Richard Black, chief executive of the Energy and Climate Information Unit, says: “The first half of next year is crunch time. The UK wants to project an image of global leadership at the UN (COP 26) summit – and to do that, the government needs to get demonstrably on track for its own net zero target well before the summit opens.
“Otherwise their own official advisors – never mind scientists and environment groups, are going to rip that image to shreds.”
But Chris Rumfitt, a former No 10 Downing insider who now runs the public affairs agency Field Consulting, argues that re-establishing a dedicated department is a good move for the broader green agenda. “If we are serious about tackling climate change, having a department dedicated to the issue seems the right thing to do. Hopefully, it will be viewed as one of the top jobs in government.”
Burke argues that the new department, if it is created, should be given a very clear remit around net zero emissions, to the extent that the term should be included in its title.
“It’s ok if the two are delinked but they need to be quite clear about what the best policy fit is for climate and where the synergies are,” he says.
“A net zero ministry would be a good thing as long as it has a clear narrow purpose and mission. A downside of BEIS at the moment is that it doesn’t have that clear narrative and straddles a lot of different policy areas.

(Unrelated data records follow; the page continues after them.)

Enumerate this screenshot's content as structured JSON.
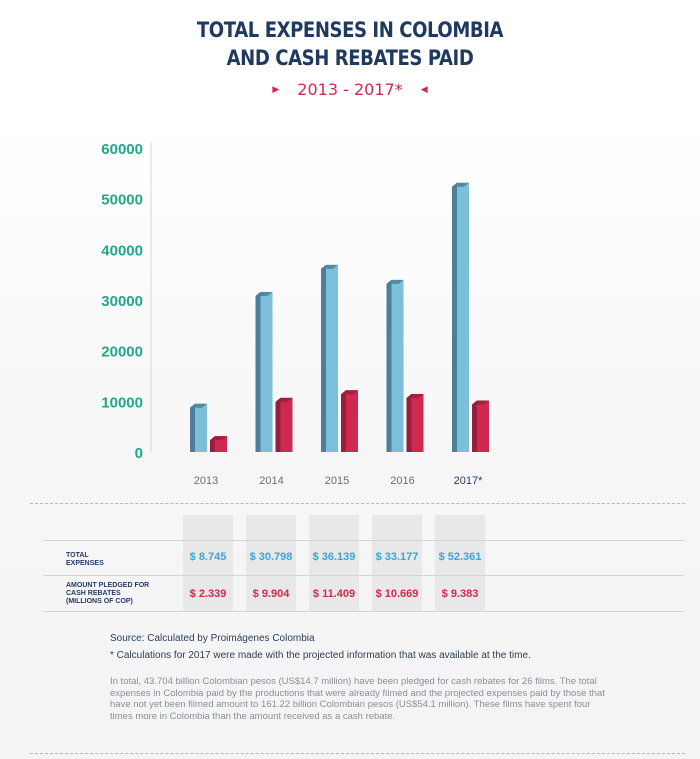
{
  "header": {
    "title_line1": "TOTAL EXPENSES IN COLOMBIA",
    "title_line2": "AND CASH REBATES PAID",
    "subtitle": "2013 - 2017*"
  },
  "chart_data": {
    "type": "bar",
    "categories": [
      "2013",
      "2014",
      "2015",
      "2016",
      "2017*"
    ],
    "series": [
      {
        "values": [
          8745,
          30798,
          36139,
          33177,
          52361
        ],
        "color": "#7bbfd8",
        "shade": "#4e7f9a"
      },
      {
        "values": [
          2339,
          9904,
          11409,
          10669,
          9383
        ],
        "color": "#d0294f",
        "shade": "#96203c"
      }
    ],
    "y_ticks": [
      "0",
      "10000",
      "20000",
      "30000",
      "40000",
      "50000",
      "60000"
    ],
    "ylim": [
      0,
      60000
    ],
    "grid": false,
    "colors": {
      "tick": "#22a68a",
      "category": "#6b6e74",
      "highlight_category": "#1f3a5f"
    }
  },
  "table": {
    "rows": [
      {
        "label": "TOTAL EXPENSES",
        "values": [
          "$ 8.745",
          "$ 30.798",
          "$ 36.139",
          "$ 33.177",
          "$ 52.361"
        ]
      },
      {
        "label": "AMOUNT PLEDGED FOR CASH REBATES (MILLIONS OF COP)",
        "values": [
          "$ 2.339",
          "$ 9.904",
          "$ 11.409",
          "$ 10.669",
          "$ 9.383"
        ]
      }
    ]
  },
  "footer": {
    "source_label": "Source:",
    "source_text": "Calculated by Proimágenes Colombia",
    "note": "* Calculations for 2017 were made with the projected information that was available at the time.",
    "paragraph": "In total, 43.704 billion Colombian pesos (US$14.7 million) have been pledged for cash rebates for 26 films. The total expenses in Colombia paid by the productions that were already filmed and the projected expenses paid by those that have not yet been filmed amount to 161.22 billion Colombian pesos (US$54.1 million). These films have spent four times more in Colombia than the amount received as a cash rebate."
  }
}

“If a climate change department is carved out of that to create a net zero ministry that would be welcome and would give that department a clear focus and vision.”
However much of the work to create a lower carbon future won’t happen within any new DECC but in other departments, such as those responsible for housing and transport, given the urgency surrounding action to tackle emissions from these sources.
Burke says: “Orchestrating government spending so all government investments are aligned with net zero would be a good thing. The problem at the moment is that you don’t have that cross-government collaboration and policy areas fall through the cracks.”
An increasing body of opinion supports greater co-ordination at the heart of government.
A step in this direction was the Cabinet committee on climate change, bringing together key departmental ministers and helmed by Johnson himself, which was announced in the run up the general election.
In his recently published report for the Conservative supporting thinktank Onward, which was published during the general election, Howard argues that this co-ordination should be bolstered by creating a dedicated unit within the Cabinet Office.
“If they recreate DECC, having a group of people very close to the centre of action in the Cabinet Office to co-ordinate across all departments would be good.”
The bones of such an outfit is being created within the Cabinet Office, where the unit that will oversee preparations for next year’s COP 26 climate change summit in Glasgow is housed under former energy minister Claire O’Neill, formerly Perry.
But Howard warns against the risk of “over focusing” on holding a successful summit rather than ensuring that the UK’s own policies are fit for purpose.
“Having a good COP team is not a panacea. The COP team is all about the lead up to the COP. Having a good COP next year doesn’t mean we have a strategy to deliver net zero: one is about global action and the other is about national action.
“We wouldn’t want the COP process or BEIS reorganisation to distract from that.”